Assessment of the biobank application

1. RBC validates and assesses the biobank application. If the application includes existing pathology/cytology samples a feasibility assessment is made by a pathologist.

Please note: RBC will only give guidance regarding the biobank application directly to the sponsor. All communication regarding the clinical trial application shall go through CTIS.

If completion of information is needed for the application of clinical trial and/or the biobank application

1. RBC sends the potential request for completion of information regarding the biobank application, including deadline, to the sponsor by e-mail.
2. Sponsor submits the completion of information regarding the biobank application.

Final assessment of the biobank application

1. If existing samples are to be released, RBC prepares the form for release of samples (T1.2).
2. After the approval of the clinical trial, RBC sends the cover page (TY5) with the final assessment, instructions and the application form (T1.1/T1.2/L1a/L1b) to the sponsor with a request to amend potential considerations.

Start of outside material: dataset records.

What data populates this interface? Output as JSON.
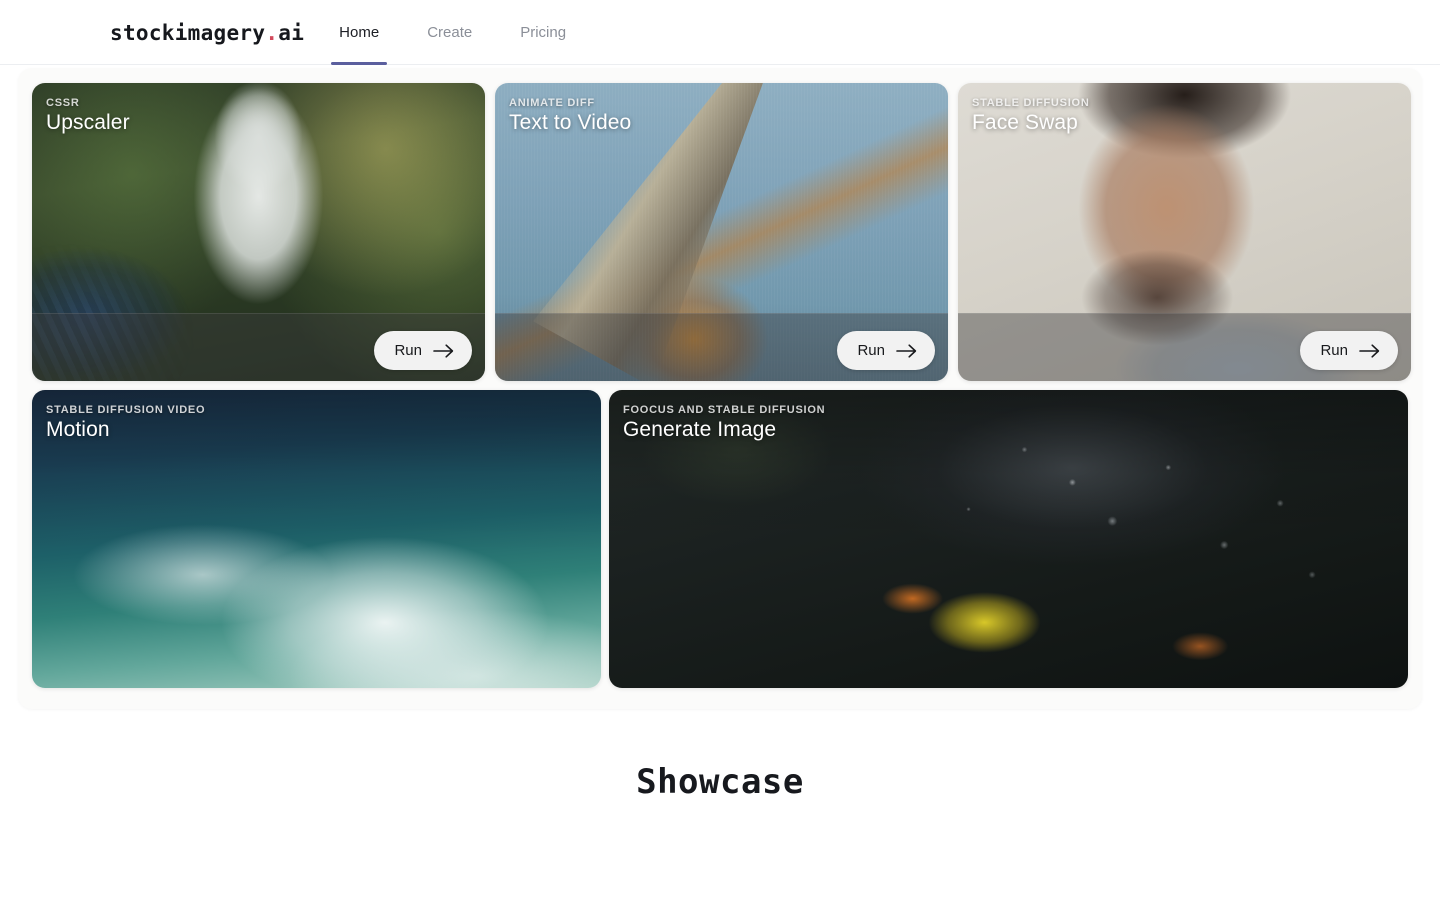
{
  "nav": {
    "logo": {
      "name": "stockimagery",
      "dot": ".",
      "tld": "ai"
    },
    "links": [
      {
        "label": "Home",
        "active": true
      },
      {
        "label": "Create",
        "active": false
      },
      {
        "label": "Pricing",
        "active": false
      }
    ]
  },
  "cards": [
    {
      "eyebrow": "CSSR",
      "title": "Upscaler",
      "action": "Run",
      "image_alt": "astronaut standing in a greenhouse with solar panels"
    },
    {
      "eyebrow": "ANIMATE DIFF",
      "title": "Text to Video",
      "action": "Run",
      "image_alt": "rocket powered aircraft climbing against a blue sky with flame"
    },
    {
      "eyebrow": "STABLE DIFFUSION",
      "title": "Face Swap",
      "action": "Run",
      "image_alt": "close up portrait of a bearded man in a striped shirt"
    },
    {
      "eyebrow": "STABLE DIFFUSION VIDEO",
      "title": "Motion",
      "image_alt": "breaking ocean wave with white sea foam"
    },
    {
      "eyebrow": "FOOCUS AND STABLE DIFFUSION",
      "title": "Generate Image",
      "image_alt": "dark gloved hands with water droplets over a yellow flower"
    }
  ],
  "showcase": {
    "heading": "Showcase"
  },
  "colors": {
    "accent_underline": "#5b5f9e",
    "logo_dot": "#d24a5c",
    "nav_active_text": "#1d1f25",
    "nav_inactive_text": "#8b8f98",
    "panel_bg": "#fbfbfa",
    "page_bg": "#ffffff",
    "run_button_bg": "#f2f2f2"
  }
}
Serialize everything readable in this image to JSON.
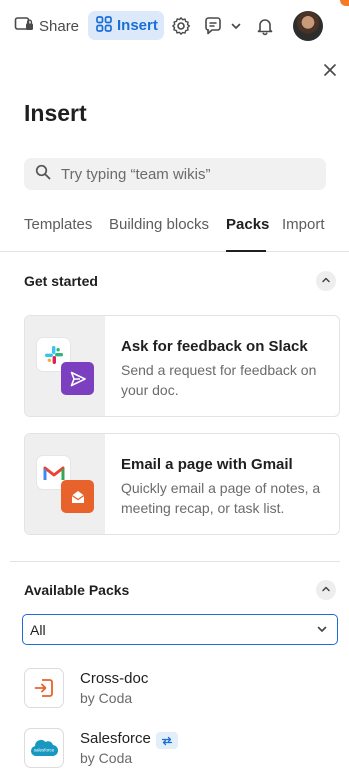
{
  "toolbar": {
    "share_label": "Share",
    "insert_label": "Insert",
    "icons": [
      "share-doc-icon",
      "insert-grid-icon",
      "gear-icon",
      "comment-icon",
      "chevron-down-icon",
      "bell-icon",
      "avatar"
    ]
  },
  "panel": {
    "title": "Insert",
    "search_placeholder": "Try typing “team wikis”"
  },
  "tabs": [
    {
      "label": "Templates"
    },
    {
      "label": "Building blocks"
    },
    {
      "label": "Packs",
      "active": true
    },
    {
      "label": "Import"
    }
  ],
  "get_started": {
    "heading": "Get started",
    "cards": [
      {
        "title": "Ask for feedback on Slack",
        "description": "Send a request for feedback on your doc.",
        "icons": [
          "slack-icon",
          "send-icon"
        ]
      },
      {
        "title": "Email a page with Gmail",
        "description": "Quickly email a page of notes, a meeting recap, or task list.",
        "icons": [
          "gmail-icon",
          "mail-icon"
        ]
      }
    ]
  },
  "available_packs": {
    "heading": "Available Packs",
    "filter_value": "All",
    "packs": [
      {
        "name": "Cross-doc",
        "author": "by Coda",
        "icon": "cross-doc-icon"
      },
      {
        "name": "Salesforce",
        "author": "by Coda",
        "icon": "salesforce-icon",
        "badge_icon": "sync-icon"
      }
    ]
  },
  "colors": {
    "accent": "#1a6fd6",
    "insert_bg": "#dbe9fb",
    "slack_send": "#7b3fbf",
    "gmail_mail": "#e8622c",
    "salesforce": "#1798c1"
  }
}
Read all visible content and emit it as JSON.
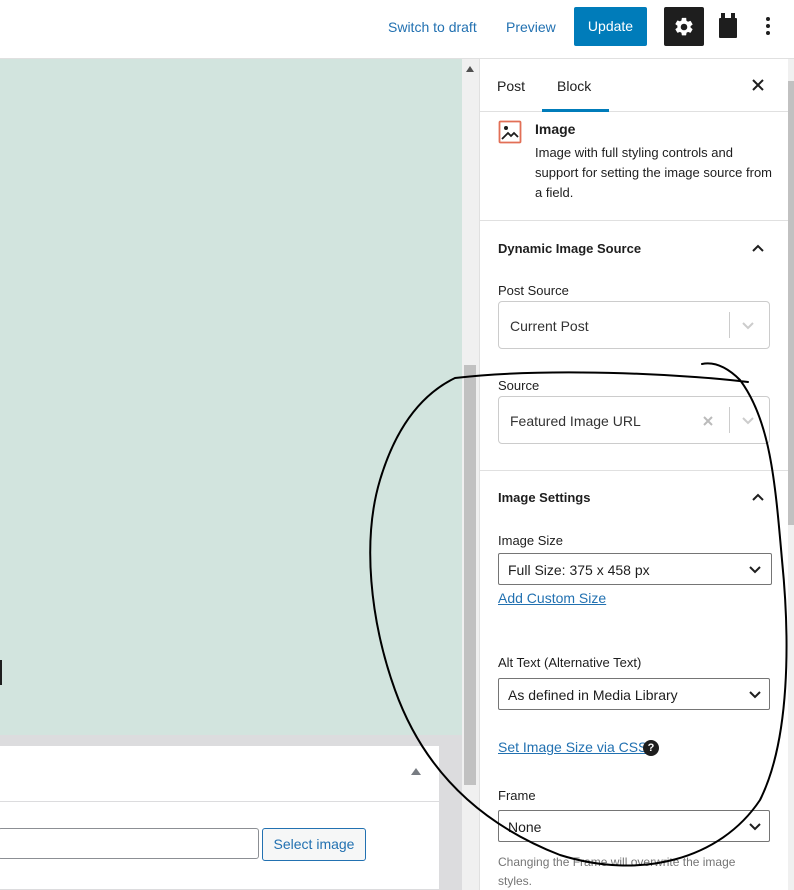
{
  "topbar": {
    "switch_to_draft": "Switch to draft",
    "preview": "Preview",
    "update": "Update"
  },
  "icons": {
    "settings": "gear-icon",
    "plugins": "plugin-icon",
    "options": "more-vertical-icon"
  },
  "colors": {
    "accent": "#007cba",
    "link": "#2271b1",
    "canvas_image": "#d2e4de",
    "dark": "#1e1e1e"
  },
  "canvas": {
    "meta_button": "Select image"
  },
  "sidebar": {
    "tabs": [
      {
        "label": "Post",
        "active": false
      },
      {
        "label": "Block",
        "active": true
      }
    ],
    "block": {
      "title": "Image",
      "description": "Image with full styling controls and support for setting the image source from a field."
    },
    "dynamic_source": {
      "title": "Dynamic Image Source",
      "post_source_label": "Post Source",
      "post_source_value": "Current Post",
      "source_label": "Source",
      "source_value": "Featured Image URL"
    },
    "image_settings": {
      "title": "Image Settings",
      "size_label": "Image Size",
      "size_value": "Full Size: 375 x 458 px",
      "add_custom_size": "Add Custom Size",
      "alt_label": "Alt Text (Alternative Text)",
      "alt_value": "As defined in Media Library",
      "css_size_link": "Set Image Size via CSS",
      "help": "?",
      "frame_label": "Frame",
      "frame_value": "None",
      "frame_help": "Changing the Frame will overwrite the image styles."
    }
  }
}
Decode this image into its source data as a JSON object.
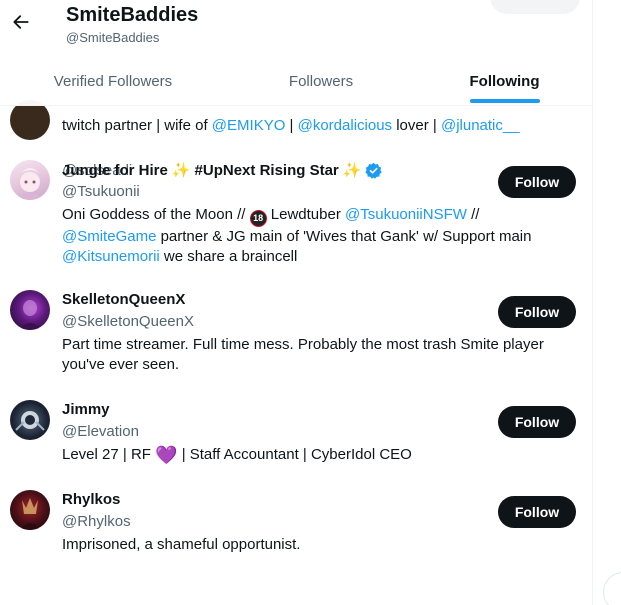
{
  "header": {
    "title": "SmiteBaddies",
    "handle": "@SmiteBaddies"
  },
  "tabs": [
    {
      "label": "Verified Followers",
      "active": false
    },
    {
      "label": "Followers",
      "active": false
    },
    {
      "label": "Following",
      "active": true
    }
  ],
  "partial_row": {
    "handle": "@solseadi",
    "bio_parts": [
      "twitch partner | wife of ",
      "@EMIKYO",
      " | ",
      "@kordalicious",
      " lover | ",
      "@jlunatic__"
    ]
  },
  "users": [
    {
      "name_a": "Jungle for Hire",
      "name_b": "#UpNext Rising Star",
      "sparkle": "✨",
      "handle": "@Tsukuonii",
      "bio": {
        "p1": "Oni Goddess of the Moon // ",
        "badge": "18",
        "p2": " Lewdtuber ",
        "m1": "@TsukuoniiNSFW",
        "p3": " //",
        "m2": "@SmiteGame",
        "p4": " partner & JG main of 'Wives that Gank' w/ Support main",
        "m3": "@Kitsunemorii",
        "p5": " we share a braincell"
      },
      "button": "Follow"
    },
    {
      "name": "SkelletonQueenX",
      "handle": "@SkelletonQueenX",
      "bio_line1": "Part time streamer. Full time mess. Probably the most trash Smite player",
      "bio_line2": "you've ever seen.",
      "button": "Follow"
    },
    {
      "name": "Jimmy",
      "handle": "@Elevation",
      "bio_p1": "Level 27 | RF ",
      "heart": "💜",
      "bio_p2": " | Staff Accountant | CyberIdol CEO",
      "button": "Follow"
    },
    {
      "name": "Rhylkos",
      "handle": "@Rhylkos",
      "bio": "Imprisoned, a shameful opportunist.",
      "button": "Follow"
    }
  ],
  "colors": {
    "accent": "#1d9bf0",
    "text": "#0f1419",
    "secondary": "#536471",
    "button_bg": "#0f1419"
  }
}
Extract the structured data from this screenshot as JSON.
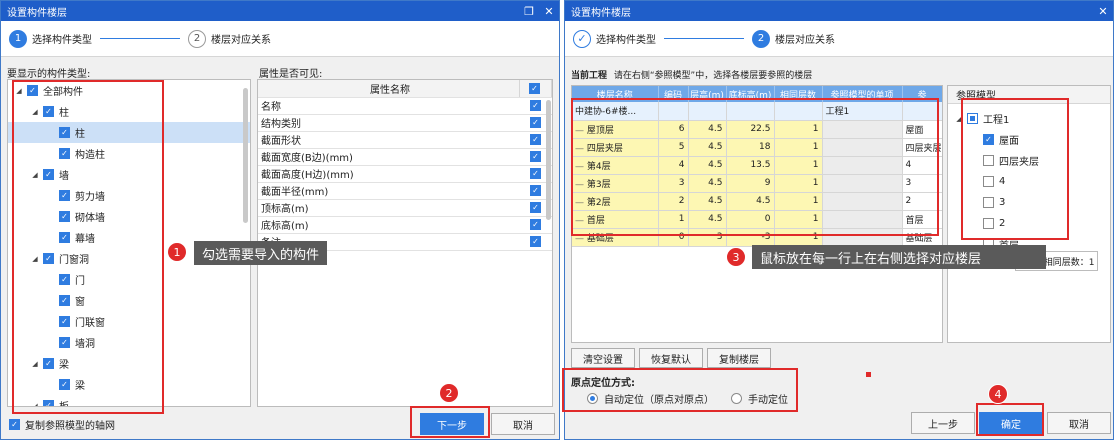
{
  "dialog1": {
    "title": "设置构件楼层",
    "steps": [
      {
        "num": "1",
        "label": "选择构件类型"
      },
      {
        "num": "2",
        "label": "楼层对应关系"
      }
    ],
    "left_label": "要显示的构件类型:",
    "right_label": "属性是否可见:",
    "tree": [
      {
        "label": "全部构件",
        "level": 0,
        "expanded": true,
        "state": "checked"
      },
      {
        "label": "柱",
        "level": 1,
        "expanded": true,
        "state": "checked"
      },
      {
        "label": "柱",
        "level": 2,
        "state": "checked",
        "selected": true
      },
      {
        "label": "构造柱",
        "level": 2,
        "state": "checked"
      },
      {
        "label": "墙",
        "level": 1,
        "expanded": true,
        "state": "checked"
      },
      {
        "label": "剪力墙",
        "level": 2,
        "state": "checked"
      },
      {
        "label": "砌体墙",
        "level": 2,
        "state": "checked"
      },
      {
        "label": "幕墙",
        "level": 2,
        "state": "checked"
      },
      {
        "label": "门窗洞",
        "level": 1,
        "expanded": true,
        "state": "checked"
      },
      {
        "label": "门",
        "level": 2,
        "state": "checked"
      },
      {
        "label": "窗",
        "level": 2,
        "state": "checked"
      },
      {
        "label": "门联窗",
        "level": 2,
        "state": "checked"
      },
      {
        "label": "墙洞",
        "level": 2,
        "state": "checked"
      },
      {
        "label": "梁",
        "level": 1,
        "expanded": true,
        "state": "checked"
      },
      {
        "label": "梁",
        "level": 2,
        "state": "checked"
      },
      {
        "label": "板",
        "level": 1,
        "expanded": true,
        "state": "checked"
      }
    ],
    "prop_header": "属性名称",
    "props": [
      "名称",
      "结构类别",
      "截面形状",
      "截面宽度(B边)(mm)",
      "截面高度(H边)(mm)",
      "截面半径(mm)",
      "顶标高(m)",
      "底标高(m)",
      "备注"
    ],
    "copy_axis_label": "复制参照模型的轴网",
    "next_button": "下一步",
    "cancel_button": "取消"
  },
  "dialog2": {
    "title": "设置构件楼层",
    "current_project_label": "当前工程",
    "instruction": "请在右侧“参照模型”中，选择各楼层要参照的楼层",
    "columns": [
      "楼层名称",
      "编码",
      "层高(m)",
      "底标高(m)",
      "相同层数",
      "参照模型的单项",
      "参"
    ],
    "project_row": {
      "name": "中建协-6#楼...",
      "ref_unit": "工程1"
    },
    "floors": [
      {
        "name": "屋顶层",
        "code": "6",
        "height": "4.5",
        "base": "22.5",
        "same": "1",
        "ref": "屋面"
      },
      {
        "name": "四层夹层",
        "code": "5",
        "height": "4.5",
        "base": "18",
        "same": "1",
        "ref": "四层夹层"
      },
      {
        "name": "第4层",
        "code": "4",
        "height": "4.5",
        "base": "13.5",
        "same": "1",
        "ref": "4"
      },
      {
        "name": "第3层",
        "code": "3",
        "height": "4.5",
        "base": "9",
        "same": "1",
        "ref": "3"
      },
      {
        "name": "第2层",
        "code": "2",
        "height": "4.5",
        "base": "4.5",
        "same": "1",
        "ref": "2"
      },
      {
        "name": "首层",
        "code": "1",
        "height": "4.5",
        "base": "0",
        "same": "1",
        "ref": "首层"
      },
      {
        "name": "基础层",
        "code": "0",
        "height": "3",
        "base": "-3",
        "same": "1",
        "ref": "基础层"
      }
    ],
    "ref_model_label": "参照模型",
    "ref_tree": [
      {
        "label": "工程1",
        "level": 0,
        "state": "partial"
      },
      {
        "label": "屋面",
        "level": 1,
        "state": "checked"
      },
      {
        "label": "四层夹层",
        "level": 1,
        "state": "unchecked"
      },
      {
        "label": "4",
        "level": 1,
        "state": "unchecked"
      },
      {
        "label": "3",
        "level": 1,
        "state": "unchecked"
      },
      {
        "label": "2",
        "level": 1,
        "state": "unchecked"
      },
      {
        "label": "首层",
        "level": 1,
        "state": "unchecked"
      }
    ],
    "tooltip_fragment": "~4.5 相同层数：1",
    "clear_button": "清空设置",
    "restore_button": "恢复默认",
    "copy_floor_button": "复制楼层",
    "origin_label": "原点定位方式:",
    "auto_option": "自动定位（原点对原点）",
    "manual_option": "手动定位",
    "prev_button": "上一步",
    "ok_button": "确定",
    "cancel_button": "取消"
  },
  "annotations": {
    "callout1": "勾选需要导入的构件",
    "callout3": "鼠标放在每一行上在右侧选择对应楼层",
    "badges": [
      "1",
      "2",
      "3",
      "4"
    ]
  },
  "icons": {
    "checkbox_checked": "check-icon",
    "close": "close-icon",
    "restore": "restore-icon"
  },
  "colors": {
    "titlebar": "#1f5ec9",
    "accent": "#2f7ce0",
    "annotation_red": "#e02a2a",
    "callout_bg": "#5a5a5a",
    "floor_yellow": "#fdf7b3",
    "table_header": "#6fa8e8"
  }
}
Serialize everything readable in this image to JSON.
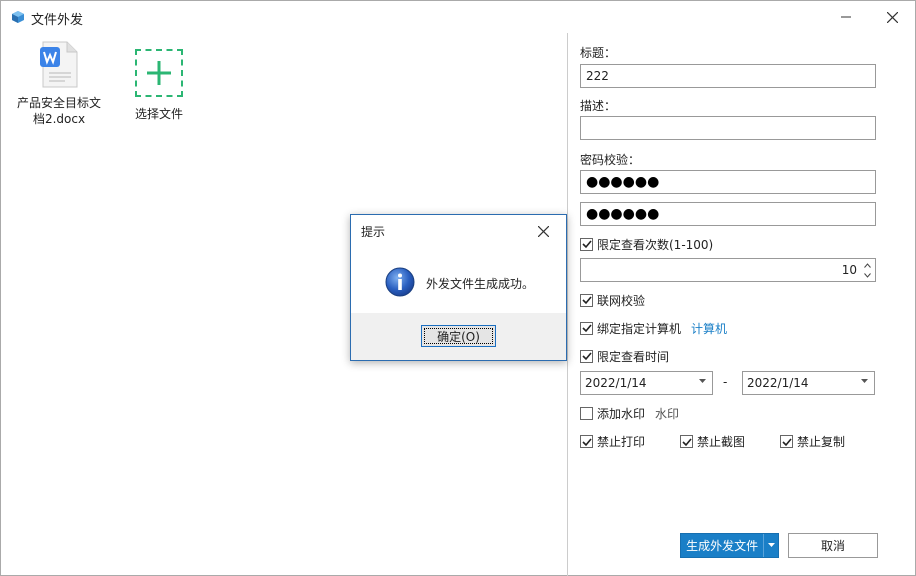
{
  "window": {
    "title": "文件外发"
  },
  "files": [
    {
      "name": "产品安全目标文档2.docx",
      "line1": "产品安全目标文",
      "line2": "档2.docx",
      "icon": "wps-word-doc-icon"
    }
  ],
  "add_file": {
    "label": "选择文件"
  },
  "form": {
    "title_label": "标题：",
    "title_value": "222",
    "desc_label": "描述：",
    "desc_value": "",
    "pw_label": "密码校验：",
    "pw1": "●●●●●●",
    "pw2": "●●●●●●",
    "limit_views_label": "限定查看次数(1-100)",
    "limit_views_checked": true,
    "limit_views_value": "10",
    "online_check_label": "联网校验",
    "online_check_checked": true,
    "bind_pc_label": "绑定指定计算机",
    "bind_pc_checked": true,
    "bind_pc_link": "计算机",
    "limit_time_label": "限定查看时间",
    "limit_time_checked": true,
    "date_from": "2022/1/14",
    "date_sep": "-",
    "date_to": "2022/1/14",
    "watermark_label": "添加水印",
    "watermark_checked": false,
    "watermark_link": "水印",
    "no_print_label": "禁止打印",
    "no_print_checked": true,
    "no_screenshot_label": "禁止截图",
    "no_screenshot_checked": true,
    "no_copy_label": "禁止复制",
    "no_copy_checked": true
  },
  "buttons": {
    "generate": "生成外发文件",
    "cancel": "取消"
  },
  "dialog": {
    "title": "提示",
    "message": "外发文件生成成功。",
    "ok": "确定(O)",
    "icon": "info-icon"
  },
  "colors": {
    "accent": "#1a7fc7",
    "add_green": "#2bb673",
    "dialog_border": "#2b6cb0"
  }
}
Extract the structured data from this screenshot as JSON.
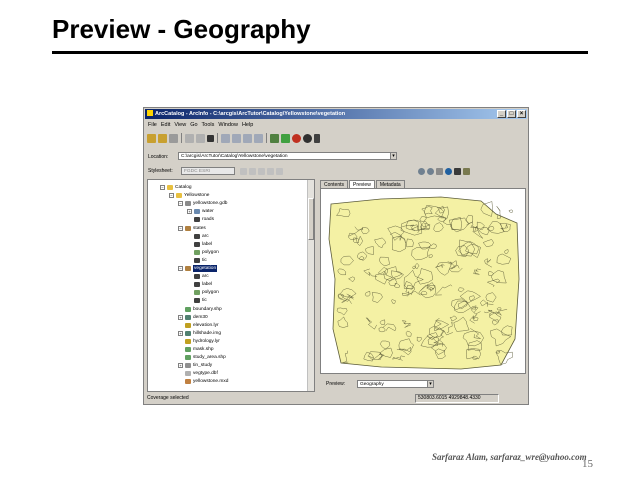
{
  "slide": {
    "title": "Preview - Geography",
    "footer": "Sarfaraz Alam, sarfaraz_wre@yahoo.com",
    "page_number": "15"
  },
  "window": {
    "title": "ArcCatalog - ArcInfo - C:\\arcgis\\ArcTutor\\Catalog\\Yellowstone\\vegetation",
    "menu": [
      "File",
      "Edit",
      "View",
      "Go",
      "Tools",
      "Window",
      "Help"
    ],
    "location_label": "Location:",
    "location_value": "C:\\arcgis\\ArcTutor\\Catalog\\Yellowstone\\vegetation",
    "stylesheet_label": "Stylesheet:",
    "stylesheet_value": "FGDC ESRI",
    "tabs": [
      "Contents",
      "Preview",
      "Metadata"
    ],
    "active_tab": "Preview",
    "preview_label": "Preview:",
    "preview_value": "Geography",
    "status_left": "Coverage selected",
    "status_coords": "530803.6015 4929848.4330"
  },
  "tree": [
    {
      "label": "Catalog",
      "icon": "folder",
      "indent": 0
    },
    {
      "label": "Yellowstone",
      "icon": "folder",
      "indent": 1
    },
    {
      "label": "yellowstone.gdb",
      "icon": "database",
      "indent": 2
    },
    {
      "label": "water",
      "icon": "dataset",
      "indent": 3
    },
    {
      "label": "roads",
      "icon": "line",
      "indent": 3
    },
    {
      "label": "states",
      "icon": "coverage",
      "indent": 2
    },
    {
      "label": "arc",
      "icon": "line",
      "indent": 3
    },
    {
      "label": "label",
      "icon": "point",
      "indent": 3
    },
    {
      "label": "polygon",
      "icon": "polygon",
      "indent": 3
    },
    {
      "label": "tic",
      "icon": "point",
      "indent": 3
    },
    {
      "label": "vegetation",
      "icon": "coverage",
      "indent": 2,
      "selected": true
    },
    {
      "label": "arc",
      "icon": "line",
      "indent": 3
    },
    {
      "label": "label",
      "icon": "point",
      "indent": 3
    },
    {
      "label": "polygon",
      "icon": "polygon",
      "indent": 3
    },
    {
      "label": "tic",
      "icon": "point",
      "indent": 3
    },
    {
      "label": "boundary.shp",
      "icon": "shapefile",
      "indent": 2
    },
    {
      "label": "dem30",
      "icon": "raster",
      "indent": 2
    },
    {
      "label": "elevation.lyr",
      "icon": "layer",
      "indent": 2
    },
    {
      "label": "hillshade.img",
      "icon": "raster",
      "indent": 2
    },
    {
      "label": "hydrology.lyr",
      "icon": "layer",
      "indent": 2
    },
    {
      "label": "mask.shp",
      "icon": "shapefile",
      "indent": 2
    },
    {
      "label": "study_area.shp",
      "icon": "shapefile",
      "indent": 2
    },
    {
      "label": "tin_study",
      "icon": "tin",
      "indent": 2
    },
    {
      "label": "vegtype.dbf",
      "icon": "table",
      "indent": 2
    },
    {
      "label": "yellowstone.mxd",
      "icon": "map",
      "indent": 2
    }
  ],
  "colors": {
    "map_fill": "#f4f1a4",
    "map_line": "#5c5c3a",
    "selection": "#0a246a",
    "titlebar": "#0a246a"
  }
}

Approval of the biobank application

Following the approval of the clinical trial from CTIS, the sponsor must send all signed biobank applications to the RBC or the biobank, according to the instruction in the cover page, so that authorised representatives of the biobank can approve the biobank agreement.

The following applies for assessed biobank applications:

• The sponsor is recommended to send the signed biobank application to an RBC or the biobank as soon as possible, or, at the latest, three weeks after the approval of the clinical trial.
• The cover page from an RBC shall be appended to the biobank application when sent to the biobank for decision.
• The number of original copies of every application that shall be sent over depends on the number of signing parties.
• Remaining documentation does not need to be enclosed but is already sent to the appropriate biobank by an RBC.
• If any modifications are made to the biobank application after the assessment, this must be stated in a separate covering letter addressed to the representative that is going to make the final decision ­– this may prolong the process.

Please note, the biobank agreement is not valid until the biobank application and all appendices, if any, are signed by sponsor and approved and signed by an authorised representative of the biobank.

If a request for substantial modifications of a clinical trial is made and the modification concerns a previously approved biobank agreement (e.g., modifications in study design that affect the agreement, change of sponsor, change of investigators, added sites, more samples or new sample types*), a request for alteration needs to be submitted to the RBC by e-mailing kliniskaprovningar@biobanksverige.se. 

If it concerns a biobank agreement established for a clinical trial before it was submitted to CTIS (established on form L1 or N1a), a copy of the earlier approved and signed agreement shall be appended to the request for alteration to facilitate and speed up the assessment.

The request for alterations to the biobank is made on form T1 and/or T1a if the initial application was made on form T1/T1a and on form T1.1 if the initial application was made for T1.1.

* Please note, there can be other substantial modifications that concern the approved biobank application.

There can also be modifications that are non-substantial modifications for the clinical trial but that still need to be reported to the RBC, e.g., more research patients in Sweden and an extended sample collection period in Sweden.